There are different types of hormone therapy available: GNrH agonists, such as Zoladex, stop the production of testosterone; anti-androgens block the effect. These are delivered as monthly or three-monthly injections, via an operation, tablets or implants. Hormone therapy can cause side effects, such as hot flushes, loss of sex drive and tiredness, because it reduces the levels of male hormones in the body.
Small radioactive metal seeds are placed into the tumour within the prostate gland where they release small doses of radiation very slowly over a period of time. The seeds are not removed, but stay in the prostate gland permanently.
High-dose rate (HDR) brachytherapy, also known as temporary brachytherapy, involves inserting high-dose radiation into the prostate gland for a few minutes at a time to destroy cancer cells.
It is sometimes combined with external beam radiotherapy – high-energy X-ray beams directed at the prostate gland from outside the body to damage cancer cells and stop them growing – and hormone therapy.

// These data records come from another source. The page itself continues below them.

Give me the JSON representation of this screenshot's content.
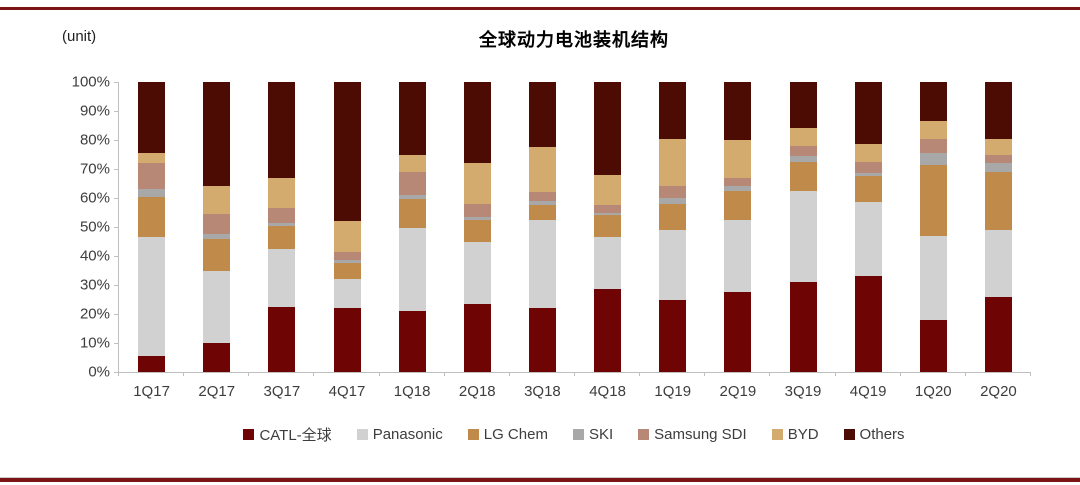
{
  "page": {
    "rule_color": "#7a1415",
    "unit_label": "(unit)"
  },
  "chart_data": {
    "type": "bar",
    "stacked": true,
    "title": "全球动力电池装机结构",
    "unit_label": "(unit)",
    "xlabel": "",
    "ylabel": "",
    "ylim": [
      0,
      100
    ],
    "grid": false,
    "legend_position": "bottom",
    "axis_color": "#bfbfbf",
    "y_ticks": [
      0,
      10,
      20,
      30,
      40,
      50,
      60,
      70,
      80,
      90,
      100
    ],
    "y_tick_labels": [
      "0%",
      "10%",
      "20%",
      "30%",
      "40%",
      "50%",
      "60%",
      "70%",
      "80%",
      "90%",
      "100%"
    ],
    "categories": [
      "1Q17",
      "2Q17",
      "3Q17",
      "4Q17",
      "1Q18",
      "2Q18",
      "3Q18",
      "4Q18",
      "1Q19",
      "2Q19",
      "3Q19",
      "4Q19",
      "1Q20",
      "2Q20"
    ],
    "series": [
      {
        "name": "CATL-全球",
        "color": "#6e0504",
        "values": [
          5.5,
          10,
          22.5,
          22,
          21,
          23.5,
          22,
          28.5,
          25,
          27.5,
          31,
          33,
          18,
          26
        ]
      },
      {
        "name": "Panasonic",
        "color": "#d1d1d1",
        "values": [
          41,
          25,
          20,
          10,
          28.5,
          21.5,
          30.5,
          18,
          24,
          25,
          31.5,
          25.5,
          29,
          23
        ]
      },
      {
        "name": "LG Chem",
        "color": "#c08b4a",
        "values": [
          14,
          11,
          8,
          5.5,
          10,
          7.5,
          5,
          7.5,
          9,
          10,
          10,
          9,
          24.5,
          20
        ]
      },
      {
        "name": "SKI",
        "color": "#a8a8a8",
        "values": [
          2.5,
          1.5,
          1,
          1,
          1.5,
          1,
          1.5,
          1,
          2,
          1.5,
          2,
          1,
          4,
          3
        ]
      },
      {
        "name": "Samsung SDI",
        "color": "#b78876",
        "values": [
          9,
          7,
          5,
          3,
          8,
          4.5,
          3,
          2.5,
          4,
          3,
          3.5,
          4,
          5,
          3
        ]
      },
      {
        "name": "BYD",
        "color": "#d3ab6f",
        "values": [
          3.5,
          9.5,
          10.5,
          10.5,
          6,
          14,
          15.5,
          10.5,
          16.5,
          13,
          6,
          6,
          6,
          5.5
        ]
      },
      {
        "name": "Others",
        "color": "#4c0b03",
        "values": [
          24.5,
          36,
          33,
          48,
          25,
          28,
          22.5,
          32,
          19.5,
          20,
          16,
          21.5,
          13.5,
          19.5
        ]
      }
    ]
  }
}
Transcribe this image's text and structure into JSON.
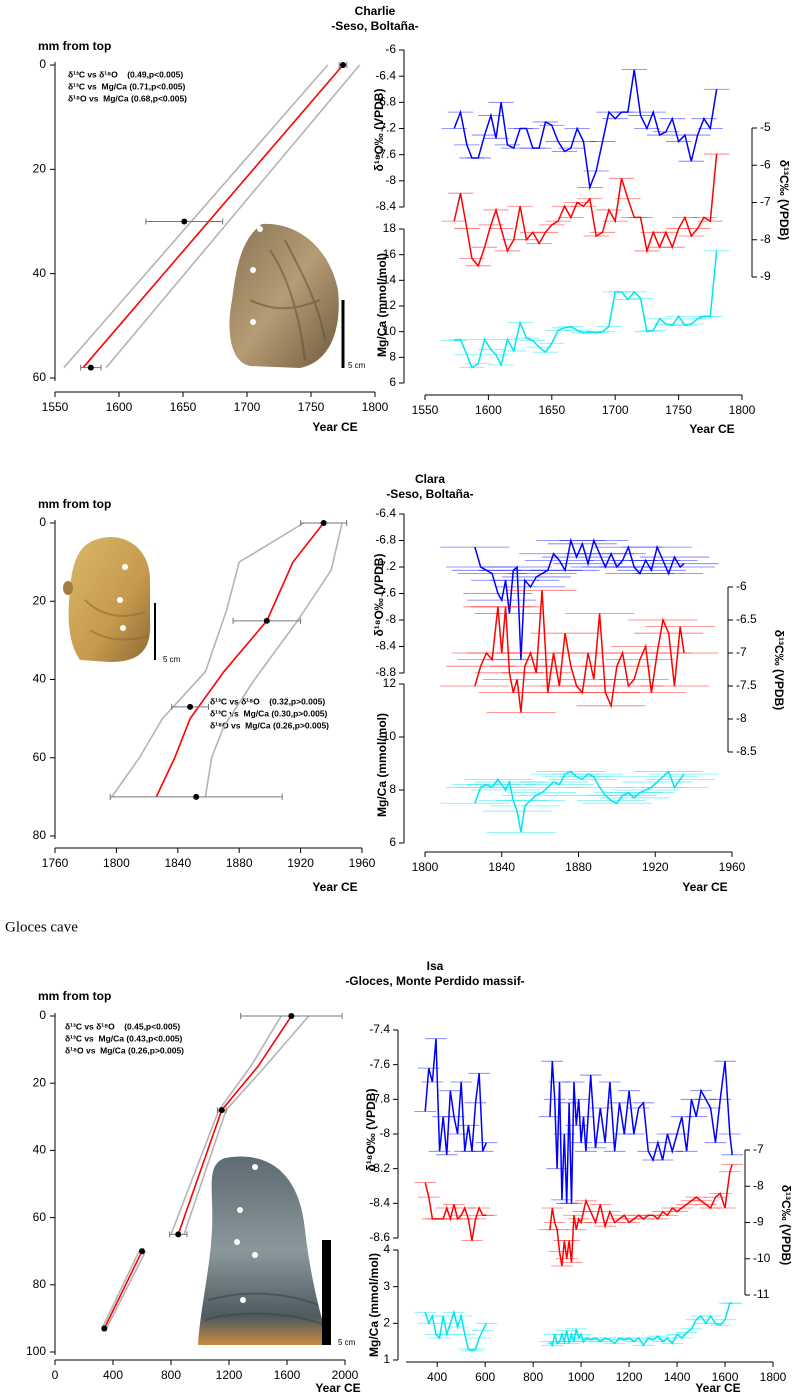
{
  "section_label": "Gloces cave",
  "chart_data": [
    {
      "type": "scatter",
      "ylabel": "mm from top",
      "xlabel": "Year CE",
      "xlim": [
        1550,
        1800
      ],
      "xticks": [
        1550,
        1600,
        1650,
        1700,
        1750,
        1800
      ],
      "ylim": [
        0,
        60
      ],
      "yticks": [
        0,
        20,
        40,
        60
      ],
      "y_inverted": true,
      "annotations": [
        "δ¹³C vs δ¹⁸O    (0.49,p<0.005)",
        "δ¹³C vs  Mg/Ca (0.71,p<0.005)",
        "δ¹⁸O vs  Mg/Ca (0.68,p<0.005)"
      ],
      "scale_label": "5 cm",
      "lines": [
        {
          "color": "#b4b4b4",
          "x": [
            1763,
            1557
          ],
          "values": [
            0,
            58
          ]
        },
        {
          "color": "#b4b4b4",
          "x": [
            1788,
            1590
          ],
          "values": [
            0,
            58
          ]
        },
        {
          "color": "#ff0000",
          "x": [
            1775,
            1572
          ],
          "values": [
            0,
            58
          ]
        }
      ],
      "points": {
        "color": "#000000",
        "x": [
          1775,
          1651,
          1578
        ],
        "values": [
          0,
          30,
          58
        ],
        "xerr": [
          3,
          30,
          8
        ]
      }
    },
    {
      "type": "line",
      "title": "Charlie",
      "subtitle": "-Seso, Boltaña-",
      "xlabel": "Year CE",
      "xlim": [
        1550,
        1800
      ],
      "xticks": [
        1550,
        1600,
        1650,
        1700,
        1750,
        1800
      ],
      "ylim": [
        -8.4,
        -6
      ],
      "yticks": [
        -8.4,
        -8,
        -7.6,
        -7.2,
        -6.8,
        -6.4,
        -6
      ],
      "ylabel": "δ¹⁸O‰ (VPDB)",
      "y2lim": [
        -9,
        -5
      ],
      "y2ticks": [
        -9,
        -8,
        -7,
        -6,
        -5
      ],
      "y2label": "δ¹³C‰ (VPDB)",
      "y3lim": [
        6,
        18
      ],
      "y3ticks": [
        6,
        8,
        10,
        12,
        14,
        16,
        18
      ],
      "y3label": "Mg/Ca (mmol/mol)",
      "x": [
        1573,
        1578,
        1583,
        1587,
        1592,
        1597,
        1602,
        1606,
        1610,
        1615,
        1620,
        1625,
        1630,
        1635,
        1640,
        1645,
        1650,
        1655,
        1660,
        1665,
        1670,
        1675,
        1680,
        1685,
        1690,
        1695,
        1700,
        1705,
        1710,
        1715,
        1720,
        1725,
        1730,
        1735,
        1740,
        1745,
        1750,
        1755,
        1760,
        1765,
        1770,
        1775,
        1780
      ],
      "series": [
        {
          "color": "#0000ff",
          "axis": "y",
          "xerr": 10,
          "values": [
            -7.2,
            -6.95,
            -7.45,
            -7.65,
            -7.65,
            -7.3,
            -7.0,
            -7.35,
            -6.8,
            -7.45,
            -7.5,
            -7.2,
            -7.2,
            -7.5,
            -7.5,
            -7.1,
            -7.15,
            -7.4,
            -7.55,
            -7.5,
            -7.2,
            -7.4,
            -8.1,
            -7.85,
            -7.4,
            -6.95,
            -7.05,
            -6.95,
            -6.95,
            -6.3,
            -7.0,
            -7.2,
            -6.95,
            -7.3,
            -7.25,
            -7.05,
            -7.4,
            -7.3,
            -7.7,
            -7.3,
            -7.05,
            -7.2,
            -6.6
          ]
        },
        {
          "color": "#ff0000",
          "axis": "y2",
          "xerr": 10,
          "values": [
            -7.5,
            -6.75,
            -7.7,
            -8.5,
            -8.7,
            -8.2,
            -7.6,
            -7.2,
            -7.7,
            -8.3,
            -8.0,
            -7.1,
            -8.0,
            -7.8,
            -8.1,
            -7.8,
            -7.6,
            -7.5,
            -7.1,
            -7.4,
            -7.0,
            -7.1,
            -6.9,
            -7.9,
            -7.8,
            -7.2,
            -7.5,
            -6.35,
            -6.9,
            -7.4,
            -7.4,
            -8.3,
            -7.8,
            -8.2,
            -7.8,
            -8.2,
            -7.7,
            -7.4,
            -7.9,
            -7.7,
            -7.4,
            -7.5,
            -5.7
          ]
        },
        {
          "color": "#00e5ee",
          "axis": "y3",
          "xerr": 10,
          "values": [
            9.3,
            9.4,
            8.2,
            7.2,
            7.5,
            9.4,
            8.6,
            8.2,
            7.4,
            9.4,
            8.5,
            10.7,
            9.5,
            9.3,
            8.8,
            8.4,
            9.1,
            10.1,
            10.3,
            10.4,
            10.1,
            9.9,
            10.0,
            9.9,
            10.0,
            10.4,
            13.1,
            13.1,
            12.5,
            13.1,
            12.6,
            10.0,
            10.1,
            11.0,
            10.6,
            10.5,
            11.2,
            10.5,
            10.6,
            11.0,
            11.2,
            11.2,
            16.3
          ]
        }
      ]
    },
    {
      "type": "scatter",
      "ylabel": "mm from top",
      "xlabel": "Year CE",
      "xlim": [
        1760,
        1960
      ],
      "xticks": [
        1760,
        1800,
        1840,
        1880,
        1920,
        1960
      ],
      "ylim": [
        0,
        80
      ],
      "yticks": [
        0,
        20,
        40,
        60,
        80
      ],
      "y_inverted": true,
      "annotations": [
        "δ¹³C vs δ¹⁸O    (0.32,p>0.005)",
        "δ¹³C vs  Mg/Ca (0.30,p>0.005)",
        "δ¹⁸O vs  Mg/Ca (0.26,p>0.005)"
      ],
      "scale_label": "5 cm",
      "lines": [
        {
          "color": "#b4b4b4",
          "x": [
            1922,
            1880,
            1872,
            1858,
            1830,
            1815,
            1797
          ],
          "values": [
            0,
            10,
            22,
            38,
            50,
            60,
            70
          ]
        },
        {
          "color": "#b4b4b4",
          "x": [
            1947,
            1940,
            1918,
            1890,
            1870,
            1862,
            1858
          ],
          "values": [
            0,
            12,
            25,
            40,
            52,
            60,
            70
          ]
        },
        {
          "color": "#ff0000",
          "x": [
            1935,
            1915,
            1898,
            1870,
            1848,
            1838,
            1826
          ],
          "values": [
            0,
            10,
            25,
            38,
            50,
            60,
            70
          ]
        }
      ],
      "points": {
        "color": "#000000",
        "x": [
          1935,
          1898,
          1848,
          1852
        ],
        "values": [
          0,
          25,
          47,
          70
        ],
        "xerr": [
          15,
          22,
          12,
          56
        ]
      }
    },
    {
      "type": "line",
      "title": "Clara",
      "subtitle": "-Seso, Boltaña-",
      "xlabel": "Year CE",
      "xlim": [
        1800,
        1960
      ],
      "xticks": [
        1800,
        1840,
        1880,
        1920,
        1960
      ],
      "ylim": [
        -8.8,
        -6.4
      ],
      "yticks": [
        -8.8,
        -8.4,
        -8,
        -7.6,
        -7.2,
        -6.8,
        -6.4
      ],
      "ylabel": "δ¹⁸O‰ (VPDB)",
      "y2lim": [
        -8.5,
        -6
      ],
      "y2ticks": [
        -8.5,
        -8,
        -7.5,
        -7,
        -6.5,
        -6
      ],
      "y2label": "δ¹³C‰ (VPDB)",
      "y3lim": [
        6,
        12
      ],
      "y3ticks": [
        6,
        8,
        10,
        12
      ],
      "y3label": "Mg/Ca (mmol/mol)",
      "x": [
        1826,
        1829,
        1832,
        1835,
        1838,
        1840,
        1842,
        1844,
        1846,
        1848,
        1850,
        1852,
        1855,
        1858,
        1861,
        1864,
        1867,
        1870,
        1873,
        1876,
        1879,
        1882,
        1885,
        1888,
        1891,
        1894,
        1897,
        1900,
        1903,
        1906,
        1909,
        1912,
        1915,
        1918,
        1921,
        1924,
        1927,
        1930,
        1933,
        1935
      ],
      "series": [
        {
          "color": "#0000ff",
          "axis": "y",
          "xerr": 18,
          "values": [
            -6.9,
            -7.2,
            -7.25,
            -7.3,
            -7.6,
            -7.7,
            -7.4,
            -7.9,
            -7.25,
            -7.2,
            -8.6,
            -7.4,
            -7.5,
            -7.35,
            -7.3,
            -7.25,
            -7.0,
            -7.1,
            -7.25,
            -6.8,
            -7.05,
            -6.85,
            -7.15,
            -6.8,
            -7.0,
            -7.2,
            -7.0,
            -7.2,
            -7.1,
            -6.9,
            -7.2,
            -7.3,
            -7.1,
            -7.25,
            -6.9,
            -7.1,
            -7.3,
            -7.05,
            -7.2,
            -7.15
          ]
        },
        {
          "color": "#ff0000",
          "axis": "y2",
          "xerr": 18,
          "values": [
            -7.5,
            -7.2,
            -7.0,
            -7.1,
            -6.3,
            -7.0,
            -6.3,
            -7.3,
            -7.6,
            -7.4,
            -7.9,
            -7.2,
            -7.0,
            -7.3,
            -6.05,
            -7.6,
            -7.0,
            -7.5,
            -6.7,
            -7.2,
            -7.5,
            -7.6,
            -7.0,
            -7.4,
            -6.4,
            -7.6,
            -7.8,
            -7.2,
            -7.0,
            -7.5,
            -7.4,
            -7.1,
            -6.9,
            -7.6,
            -7.0,
            -6.5,
            -6.7,
            -7.5,
            -6.6,
            -7.0
          ]
        },
        {
          "color": "#00e5ee",
          "axis": "y3",
          "xerr": 18,
          "values": [
            7.5,
            8.1,
            8.2,
            8.1,
            8.4,
            8.2,
            8.0,
            8.3,
            7.6,
            7.2,
            6.4,
            7.4,
            7.6,
            7.8,
            7.9,
            8.1,
            8.3,
            8.2,
            8.6,
            8.7,
            8.5,
            8.4,
            8.6,
            8.5,
            8.1,
            7.8,
            7.6,
            7.5,
            7.8,
            7.9,
            7.7,
            7.9,
            8.0,
            8.1,
            8.3,
            8.5,
            8.7,
            8.1,
            8.4,
            8.6
          ]
        }
      ]
    },
    {
      "type": "scatter",
      "ylabel": "mm from top",
      "xlabel": "Year CE",
      "xlim": [
        0,
        2000
      ],
      "xticks": [
        0,
        400,
        800,
        1200,
        1600,
        2000
      ],
      "ylim": [
        0,
        100
      ],
      "yticks": [
        0,
        20,
        40,
        60,
        80,
        100
      ],
      "y_inverted": true,
      "annotations": [
        "δ¹³C vs δ¹⁸O    (0.45,p<0.005)",
        "δ¹³C vs  Mg/Ca (0.43,p<0.005)",
        "δ¹⁸O vs  Mg/Ca (0.26,p>0.005)"
      ],
      "scale_label": "5 cm",
      "lines": [
        {
          "color": "#b4b4b4",
          "x": [
            1560,
            1350,
            1130,
            800
          ],
          "values": [
            0,
            15,
            28,
            65
          ]
        },
        {
          "color": "#b4b4b4",
          "x": [
            1750,
            1450,
            1180,
            890
          ],
          "values": [
            0,
            15,
            28,
            65
          ]
        },
        {
          "color": "#ff0000",
          "x": [
            1630,
            1400,
            1150,
            850
          ],
          "values": [
            0,
            15,
            28,
            65
          ]
        },
        {
          "color": "#b4b4b4",
          "x": [
            580,
            325
          ],
          "values": [
            70,
            93
          ]
        },
        {
          "color": "#b4b4b4",
          "x": [
            625,
            355
          ],
          "values": [
            70,
            93
          ]
        },
        {
          "color": "#ff0000",
          "x": [
            600,
            340
          ],
          "values": [
            70,
            93
          ]
        }
      ],
      "points": {
        "color": "#000000",
        "x": [
          1630,
          1150,
          850,
          600,
          340
        ],
        "values": [
          0,
          28,
          65,
          70,
          93
        ],
        "xerr": [
          350,
          30,
          60,
          10,
          10
        ]
      }
    },
    {
      "type": "line",
      "title": "Isa",
      "subtitle": "-Gloces, Monte Perdido massif-",
      "xlabel": "Year CE",
      "xlim": [
        270,
        1800
      ],
      "xticks": [
        400,
        600,
        800,
        1000,
        1200,
        1400,
        1600,
        1800
      ],
      "ylim": [
        -8.6,
        -7.4
      ],
      "yticks": [
        -8.6,
        -8.4,
        -8.2,
        -8,
        -7.8,
        -7.6,
        -7.4
      ],
      "ylabel": "δ¹⁸O‰ (VPDB)",
      "y2lim": [
        -11,
        -7
      ],
      "y2ticks": [
        -11,
        -10,
        -9,
        -8,
        -7
      ],
      "y2label": "δ¹³C‰ (VPDB)",
      "y3lim": [
        1,
        4
      ],
      "y3ticks": [
        1,
        2,
        3,
        4
      ],
      "y3label": "Mg/Ca (mmol/mol)",
      "x": [
        350,
        365,
        380,
        395,
        410,
        425,
        440,
        455,
        470,
        485,
        500,
        515,
        530,
        545,
        560,
        575,
        590,
        605,
        740,
        870,
        880,
        890,
        900,
        910,
        920,
        930,
        940,
        950,
        960,
        970,
        980,
        990,
        1000,
        1010,
        1020,
        1040,
        1060,
        1080,
        1100,
        1120,
        1140,
        1160,
        1180,
        1200,
        1220,
        1240,
        1260,
        1280,
        1300,
        1320,
        1340,
        1360,
        1380,
        1400,
        1420,
        1440,
        1460,
        1480,
        1500,
        1520,
        1540,
        1560,
        1580,
        1600,
        1620,
        1630
      ],
      "series": [
        {
          "color": "#0000ff",
          "axis": "y",
          "xerr": 45,
          "values": [
            -7.87,
            -7.62,
            -7.7,
            -7.45,
            -8.1,
            -7.9,
            -8.12,
            -7.75,
            -7.9,
            -8.0,
            -7.7,
            -8.1,
            -7.95,
            -8.1,
            -7.82,
            -7.65,
            -8.1,
            -8.05,
            null,
            -7.9,
            -7.58,
            -7.8,
            -8.2,
            -7.7,
            -8.38,
            -8.0,
            -8.4,
            -7.82,
            -8.4,
            -7.7,
            -7.95,
            -7.8,
            -8.05,
            -7.9,
            -8.1,
            -7.66,
            -8.08,
            -7.85,
            -8.05,
            -7.7,
            -8.1,
            -7.82,
            -8.0,
            -7.75,
            -8.0,
            -7.85,
            -7.82,
            -8.1,
            -8.15,
            -8.05,
            -8.15,
            -8.0,
            -8.1,
            -8.0,
            -7.9,
            -8.1,
            -7.8,
            -7.9,
            -7.75,
            -7.8,
            -7.85,
            -8.05,
            -7.8,
            -7.58,
            -8.0,
            -8.12
          ]
        },
        {
          "color": "#ff0000",
          "axis": "y2",
          "xerr": 45,
          "values": [
            -7.9,
            -8.3,
            -8.9,
            -8.9,
            -8.9,
            -8.9,
            -8.6,
            -8.9,
            -8.5,
            -8.9,
            -8.8,
            -8.6,
            -8.9,
            -9.5,
            -8.9,
            -8.6,
            -8.8,
            -8.8,
            null,
            -9.2,
            -8.6,
            -9.0,
            -9.2,
            -9.8,
            -10.2,
            -9.5,
            -10.0,
            -9.5,
            -10.1,
            -8.8,
            -9.2,
            -8.9,
            -9.0,
            -8.7,
            -8.4,
            -8.7,
            -9.0,
            -8.5,
            -9.1,
            -8.7,
            -9.0,
            -8.9,
            -8.8,
            -9.0,
            -8.9,
            -8.8,
            -8.9,
            -8.8,
            -8.8,
            -8.9,
            -8.7,
            -8.8,
            -8.6,
            -8.7,
            -8.6,
            -8.5,
            -8.4,
            -8.3,
            -8.4,
            -8.5,
            -8.6,
            -8.3,
            -8.2,
            -8.6,
            -7.6,
            -7.4
          ]
        },
        {
          "color": "#00e5ee",
          "axis": "y3",
          "xerr": 45,
          "values": [
            2.3,
            2.0,
            2.2,
            1.7,
            1.6,
            2.2,
            1.7,
            2.0,
            2.3,
            1.9,
            2.2,
            1.7,
            1.3,
            1.25,
            1.3,
            1.6,
            1.8,
            2.0,
            null,
            1.5,
            1.4,
            1.7,
            1.45,
            1.5,
            1.7,
            1.5,
            1.8,
            1.45,
            1.7,
            1.5,
            1.85,
            1.6,
            1.7,
            1.5,
            1.6,
            1.55,
            1.6,
            1.5,
            1.6,
            1.55,
            1.45,
            1.6,
            1.55,
            1.6,
            1.5,
            1.6,
            1.4,
            1.6,
            1.55,
            1.65,
            1.5,
            1.6,
            1.45,
            1.7,
            1.6,
            1.75,
            1.85,
            2.1,
            2.2,
            2.0,
            2.2,
            2.0,
            1.95,
            2.1,
            2.55,
            2.55
          ]
        }
      ]
    }
  ]
}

High-intensity focused ultrasound is used to heat up tissue to the boiling point of water. This heat can penetrate through to localised cancer in the prostate without the need to make a surgical incision and destroy cancer cells. A rectal probe, which sends back images to a computer screen, is used so that doctor can see exactly where to treat.
Prostate cancer surgeon Marc Laniado explains: “This is a highly focused tissue-preserving therapy which attacks cancer without the side effects of treating the whole gland. No one is left incontinent and potency is preserved.”
Da Vinci robotic surgery
Useful for prostate cancer inside or just slightly outside the gland, robotic wins over conventional surgery due to the dexterity of instruments and the better vision it affords the surgeon. Usually performed as keyhole surgery, post-op pain is reduced and hospital stays are shorter.
Techniques are constantly being improved, not least by US robotic prostatectomy pioneer Dr David Samadi at New York’s Mount Sinai Medical Center. Mr Laniado concludes: “Side effects such as nerve damage seem to be reduced, but success still comes down to individual surgeons and how up-to-date their technique is, rather than the number of patients treated.”
When treating prostate tumours with radiotherapy, the prostate moves unpredictably as air passes through the rectum and the bladder empties and fills, so radiation may be delivered imprecisely.
Cyberknife robotic radiotherapy uses smart technology to pinpoint the location of the prostate continuously, allowing radiation to target just cancer cells and reducing the risk of damaging healthy tissue.
It may be combined with external beam radiation for patients with locally advanced disease. However, Mr Laniado warns: “There is no long-term data yet and, if unsuccessful, it is then more difficult for the prostate to be removed without damaging nerves.”